Mr. Shoki's back in town for another action packed week.  Last set of sessions got cut a bit short, but there are no distractions this time and we're in serious work mode.
The first session we shaded more rocks on the outer left thigh and outlined across the lower back and started to fill that as well.  
Now everything is officially outlined and its all shading and color from here...

Day two was dedicated to finishing the rocks on the inner thigh and butt...

...not a fun day.  All up under the butt cheek is really no fun to get tattooed (or even to do I guess), but we powered through with no breaks and got it done.  The no break thing was really for two reasons.  First, that area has a tendency to swell really bad and if we stopped for a chunk of time it wold be difficult to come back and tattoo an area that was raised a quarter inch off the skin.  Second is pain management.  Once your in there working, even though it sucks and is very painful, the best thing sometimes really is to just persevere and get it out of the way.  If you take a break the body begins to relax and recover, and it becomes much more difficult to get back in "the zone" once you restart.  
Three more sessions this week, might even get to some color...

Wednesday, December 7, 2011

Tiger Day!

Same day, two very loyal and thoughtful clients, both getting cool tiger pieces.
First up is an older client of mine who's taken the last few years off and just now getting back into the swing.  Luckily the tiger (which is maybe 2 years old or more) was finished as well as most of the background.  Trying to match up years old color and shading can be near impossible.  
This session we colored in all the bamboo, and things are starting to pop...

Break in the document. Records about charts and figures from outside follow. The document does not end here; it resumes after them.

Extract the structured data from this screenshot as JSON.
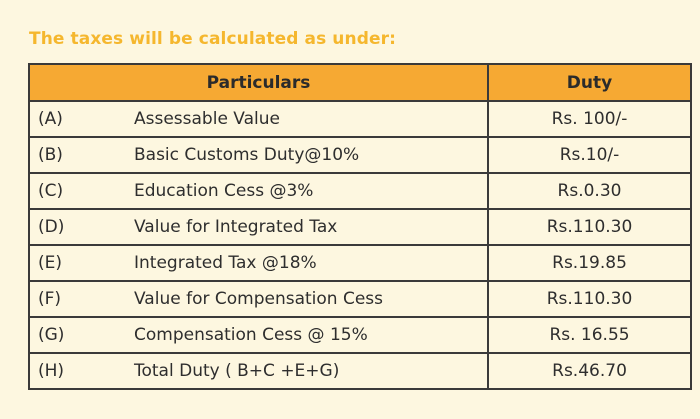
{
  "heading": "The taxes will be calculated as under:",
  "table": {
    "headers": {
      "particulars": "Particulars",
      "duty": "Duty"
    },
    "rows": [
      {
        "code": "(A)",
        "particular": "Assessable Value",
        "duty": "Rs. 100/-"
      },
      {
        "code": "(B)",
        "particular": "Basic Customs Duty@10%",
        "duty": "Rs.10/-"
      },
      {
        "code": "(C)",
        "particular": "Education Cess @3%",
        "duty": "Rs.0.30"
      },
      {
        "code": "(D)",
        "particular": "Value for Integrated Tax",
        "duty": "Rs.110.30"
      },
      {
        "code": "(E)",
        "particular": "Integrated Tax @18%",
        "duty": "Rs.19.85"
      },
      {
        "code": "(F)",
        "particular": "Value for Compensation Cess",
        "duty": "Rs.110.30"
      },
      {
        "code": "(G)",
        "particular": "Compensation Cess @ 15%",
        "duty": "Rs. 16.55"
      },
      {
        "code": "(H)",
        "particular": "Total Duty ( B+C +E+G)",
        "duty": "Rs.46.70"
      }
    ]
  },
  "colors": {
    "heading": "#f5b72e",
    "header_fill": "#f6a933",
    "background": "#fdf7e0",
    "border": "#3a3a3a"
  }
}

Next up was the two tiger sleeve that was started recently.  The layout took a while and a lot of thinking and rethinking to get together, but it was well worth it, and now it's all shading and color.  As always it was a great session and we're both getting a lot out of the experience I think.  Really looking forward to making some serious progress with all our appointments over the next few months...

Tuesday, December 6, 2011

Hagoromo Tennyo

100% officially done!
There was still a bit of cover up left to do in the top sash, and the swirl pattern we drew in did the trick.  To refresh your memory, here is what was she looked like before we started...

...quite the transformation since last year.
It is always nice for me to be able to step back when it's done and just take it all in.  When you're in the middle of all these sessions and figuring everything out, and working hard and concentrating, it can be very difficult to appreciate the tattoo as a whole.
Kudos to her for following through and being dedicated to getting it done the right way.  It's not an easy thing to get a tattoo of this scale, and she should be very proud (and happy too I hope).  These things can definitely be taxing physically, mentally, emotionally, and financially (taxing on the artist as well, but I won't complain), and I view it as a serious accomplishment to see it through.
I've got a friend with a photo studio, so hopefully this winter when everything is really nice and settled in we can get some arty professional shots...
P.S.  Thanks to all who have been very kind with your feedback and response to this tattoo.  It's all hers, but there is a bit of my soul in there, and it makes me happy that she loves it and others enjoy it as well.